Moab to Lincoln, Nebraska
Leaving our friends in Moab, we headed up the river road until we ran out of river. We kept going, eventually getting back on I-70 and heading east through Colorado. I-70 across the Rockies is one of the most spectacular stretches of Interstate there is. I only wish we had more time and better weather to take better photos. All these, as you can probably tell, were taken from our moving vehicle through a bug-splattered windshield.

This train is in Northern Utah, south of I-70. Here, north of the canyon country, things are sort of flat and uninteresting, at least from a moving vehicle.
Heading up into the mountains, the road shares the canyon with the Colorado river. In places the eastbound and westbound lanes are terraced separately on the side of the canyon. Many tunnels poke through the mountains for the road to pass. Eventually it ascends a couple passes over 10,000 feet which is about where we hit snow flurries and spotted some powder on the upper reaches of the ski runs at Vail and Breckenridge.
Eventually, I-70 spits you out down in Denver where, even though the elevation is still pretty high, things are flat. The above photo was taken heading northeast on I-76. It was still cloudy but starting to break up.

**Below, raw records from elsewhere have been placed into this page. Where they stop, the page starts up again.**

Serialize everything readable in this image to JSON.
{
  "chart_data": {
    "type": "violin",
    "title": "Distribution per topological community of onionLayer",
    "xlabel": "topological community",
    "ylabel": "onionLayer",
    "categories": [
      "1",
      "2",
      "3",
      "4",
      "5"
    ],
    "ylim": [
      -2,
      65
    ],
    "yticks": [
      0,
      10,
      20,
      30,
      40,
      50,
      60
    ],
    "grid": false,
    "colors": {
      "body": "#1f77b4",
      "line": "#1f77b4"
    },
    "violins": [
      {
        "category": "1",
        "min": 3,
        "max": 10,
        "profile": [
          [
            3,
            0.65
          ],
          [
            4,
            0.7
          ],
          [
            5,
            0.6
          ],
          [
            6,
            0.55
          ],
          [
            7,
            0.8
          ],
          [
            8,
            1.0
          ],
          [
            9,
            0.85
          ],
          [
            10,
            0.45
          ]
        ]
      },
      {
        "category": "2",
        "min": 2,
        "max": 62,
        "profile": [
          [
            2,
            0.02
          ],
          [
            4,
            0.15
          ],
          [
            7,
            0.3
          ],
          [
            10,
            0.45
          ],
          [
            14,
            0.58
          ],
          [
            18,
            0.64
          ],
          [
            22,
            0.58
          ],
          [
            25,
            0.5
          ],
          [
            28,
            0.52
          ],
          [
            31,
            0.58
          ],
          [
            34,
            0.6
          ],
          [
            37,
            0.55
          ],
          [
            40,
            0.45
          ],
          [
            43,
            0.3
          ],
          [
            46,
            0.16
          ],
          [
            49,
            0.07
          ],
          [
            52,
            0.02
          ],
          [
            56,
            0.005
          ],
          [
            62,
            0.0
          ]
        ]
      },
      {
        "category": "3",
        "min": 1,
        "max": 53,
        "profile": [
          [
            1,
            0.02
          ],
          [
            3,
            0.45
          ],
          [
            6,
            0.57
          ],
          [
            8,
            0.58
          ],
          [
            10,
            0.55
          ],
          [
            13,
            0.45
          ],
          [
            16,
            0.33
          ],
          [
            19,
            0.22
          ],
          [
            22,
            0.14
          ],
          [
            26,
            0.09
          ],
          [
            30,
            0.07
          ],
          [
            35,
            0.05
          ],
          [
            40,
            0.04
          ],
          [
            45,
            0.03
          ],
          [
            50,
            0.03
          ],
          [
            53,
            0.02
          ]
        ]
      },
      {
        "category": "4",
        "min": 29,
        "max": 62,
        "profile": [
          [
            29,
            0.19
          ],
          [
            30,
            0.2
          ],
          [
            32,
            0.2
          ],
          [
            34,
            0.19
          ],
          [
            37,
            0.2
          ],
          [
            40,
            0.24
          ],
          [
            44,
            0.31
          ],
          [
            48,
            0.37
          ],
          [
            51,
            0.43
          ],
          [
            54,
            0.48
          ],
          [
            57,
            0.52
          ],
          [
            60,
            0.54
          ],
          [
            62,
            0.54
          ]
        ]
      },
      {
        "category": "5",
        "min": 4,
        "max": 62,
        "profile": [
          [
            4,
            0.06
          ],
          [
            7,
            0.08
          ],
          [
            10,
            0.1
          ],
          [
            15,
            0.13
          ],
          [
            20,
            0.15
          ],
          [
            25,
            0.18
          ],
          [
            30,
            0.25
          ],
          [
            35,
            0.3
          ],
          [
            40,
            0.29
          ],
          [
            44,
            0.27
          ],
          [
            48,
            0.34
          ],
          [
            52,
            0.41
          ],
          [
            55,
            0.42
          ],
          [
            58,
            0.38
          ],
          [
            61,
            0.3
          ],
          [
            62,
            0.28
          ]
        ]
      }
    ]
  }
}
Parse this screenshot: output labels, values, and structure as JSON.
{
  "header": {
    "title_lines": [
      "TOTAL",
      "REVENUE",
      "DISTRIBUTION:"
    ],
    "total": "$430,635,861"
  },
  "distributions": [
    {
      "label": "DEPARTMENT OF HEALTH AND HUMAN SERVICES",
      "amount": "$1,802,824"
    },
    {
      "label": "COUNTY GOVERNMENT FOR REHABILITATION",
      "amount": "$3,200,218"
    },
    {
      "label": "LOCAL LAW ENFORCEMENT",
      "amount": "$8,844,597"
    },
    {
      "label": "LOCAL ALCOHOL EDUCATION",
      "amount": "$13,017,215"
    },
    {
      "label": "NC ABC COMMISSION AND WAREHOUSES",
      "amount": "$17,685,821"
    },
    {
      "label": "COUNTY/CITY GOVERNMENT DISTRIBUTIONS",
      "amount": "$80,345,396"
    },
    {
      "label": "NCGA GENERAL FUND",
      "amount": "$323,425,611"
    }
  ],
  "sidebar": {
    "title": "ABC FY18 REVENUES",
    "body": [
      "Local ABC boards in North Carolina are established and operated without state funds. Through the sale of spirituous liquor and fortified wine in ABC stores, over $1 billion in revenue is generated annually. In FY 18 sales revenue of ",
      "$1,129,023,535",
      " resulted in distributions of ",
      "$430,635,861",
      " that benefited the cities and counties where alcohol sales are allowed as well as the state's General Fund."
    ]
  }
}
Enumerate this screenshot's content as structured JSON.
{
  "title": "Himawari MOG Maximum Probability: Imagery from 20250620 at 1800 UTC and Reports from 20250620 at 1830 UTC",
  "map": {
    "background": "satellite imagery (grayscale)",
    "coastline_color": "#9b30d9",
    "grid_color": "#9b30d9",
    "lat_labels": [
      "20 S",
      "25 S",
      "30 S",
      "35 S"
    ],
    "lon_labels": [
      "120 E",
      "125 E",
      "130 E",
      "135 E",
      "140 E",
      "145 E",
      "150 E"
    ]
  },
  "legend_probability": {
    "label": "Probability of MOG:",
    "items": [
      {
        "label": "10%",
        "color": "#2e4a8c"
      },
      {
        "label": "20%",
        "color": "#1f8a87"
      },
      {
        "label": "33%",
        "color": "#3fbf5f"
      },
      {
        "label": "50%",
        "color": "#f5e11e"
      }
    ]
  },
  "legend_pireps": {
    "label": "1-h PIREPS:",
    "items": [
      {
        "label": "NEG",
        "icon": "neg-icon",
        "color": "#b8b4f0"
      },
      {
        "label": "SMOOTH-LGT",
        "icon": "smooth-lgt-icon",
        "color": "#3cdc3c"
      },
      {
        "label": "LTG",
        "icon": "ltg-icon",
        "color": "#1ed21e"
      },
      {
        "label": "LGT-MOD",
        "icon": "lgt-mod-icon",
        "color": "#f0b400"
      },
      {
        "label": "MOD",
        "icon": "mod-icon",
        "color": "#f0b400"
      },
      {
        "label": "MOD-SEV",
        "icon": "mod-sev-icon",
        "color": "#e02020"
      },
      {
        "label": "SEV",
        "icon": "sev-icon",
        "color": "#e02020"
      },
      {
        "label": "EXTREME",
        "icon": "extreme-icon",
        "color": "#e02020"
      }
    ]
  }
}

We spent the night of Thursday, September 11, at Sterling Reservoir State Park, about 80 miles northeast of Denver. Here we ate and drank and rested and got ready for the push to Lincoln, Nebraska, the next day.

Lincoln, 302 miles!
The trip to Lincoln was uneventful and unexciting. We found a great campground only a couple miles from the stadium and set up camp. This is what it looked like.